We felt instinctively that the experience could be made significantly quicker, more comfortable and more enjoyable, and presented a counter-proposal in which the map view and thumbnails were simultaneously available and active, and navigable by familiar controls, including drag and drop positioning for both. To keep everything within one view, we added a ‘modal’ display for the videos themselves, so that they appear overlaid on the rest of the page, allowing you to get back quickly to exactly where you were and continue browsing – which makes comparing hotels, say, a much simpler affair than if everything were split into multiple pages.

The result is more of a web application than a conventional website, in that the whole experience takes place within a single screen, so that you can browse places either by thumbnail image or by their position on a map of the city, and filter them and then watch videos and share them online, without the inconvenience of having to go backwards and forwards between different pages as on a conventional travel guide.
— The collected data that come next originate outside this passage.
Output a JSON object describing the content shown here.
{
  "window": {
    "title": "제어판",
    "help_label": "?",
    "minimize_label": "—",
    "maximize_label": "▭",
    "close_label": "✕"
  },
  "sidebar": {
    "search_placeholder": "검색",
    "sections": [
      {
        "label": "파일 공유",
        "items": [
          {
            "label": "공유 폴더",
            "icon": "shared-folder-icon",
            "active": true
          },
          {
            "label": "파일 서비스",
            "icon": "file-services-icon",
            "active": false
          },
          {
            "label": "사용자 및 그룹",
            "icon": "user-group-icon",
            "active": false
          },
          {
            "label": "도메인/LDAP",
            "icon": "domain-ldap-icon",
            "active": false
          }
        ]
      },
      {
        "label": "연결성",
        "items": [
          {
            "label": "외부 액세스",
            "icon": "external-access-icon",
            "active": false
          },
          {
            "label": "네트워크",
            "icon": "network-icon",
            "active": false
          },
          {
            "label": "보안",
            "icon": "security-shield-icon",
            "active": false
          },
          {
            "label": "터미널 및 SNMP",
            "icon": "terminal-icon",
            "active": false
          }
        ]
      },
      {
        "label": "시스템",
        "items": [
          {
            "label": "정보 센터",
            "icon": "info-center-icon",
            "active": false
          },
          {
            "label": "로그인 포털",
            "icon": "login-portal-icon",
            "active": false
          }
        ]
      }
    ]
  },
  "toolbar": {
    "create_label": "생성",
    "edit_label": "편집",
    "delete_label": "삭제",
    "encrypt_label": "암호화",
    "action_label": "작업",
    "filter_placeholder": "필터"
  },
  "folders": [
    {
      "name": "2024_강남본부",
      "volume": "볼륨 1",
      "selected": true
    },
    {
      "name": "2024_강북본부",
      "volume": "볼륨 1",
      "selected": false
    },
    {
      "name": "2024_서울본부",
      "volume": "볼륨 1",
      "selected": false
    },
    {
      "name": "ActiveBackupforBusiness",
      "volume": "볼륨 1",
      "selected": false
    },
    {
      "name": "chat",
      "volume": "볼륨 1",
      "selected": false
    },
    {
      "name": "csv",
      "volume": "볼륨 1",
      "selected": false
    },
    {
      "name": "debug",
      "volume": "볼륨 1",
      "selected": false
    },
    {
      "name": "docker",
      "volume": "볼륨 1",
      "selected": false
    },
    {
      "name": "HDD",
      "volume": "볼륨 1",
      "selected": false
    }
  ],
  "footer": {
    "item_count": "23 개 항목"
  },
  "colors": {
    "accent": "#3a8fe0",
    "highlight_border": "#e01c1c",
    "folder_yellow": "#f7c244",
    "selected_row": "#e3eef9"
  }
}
In hushed tones, we’d say it’s a milestone in user-interface design.

We used WordPress for the content-management which, given the site’s complexity – and especially to those who think of WP as a blogging platform – might seem like a supreme example of the use of a golden hammer, but in fact, with the recently introduced custom post type and custom taxonomy functionality, and the superb qTranslate plugin to manage translations, it ended up being ideal for the job, and as ever, its simplicity, speed and ease of use for the actual content-management is a great advantage from the client’s point of view.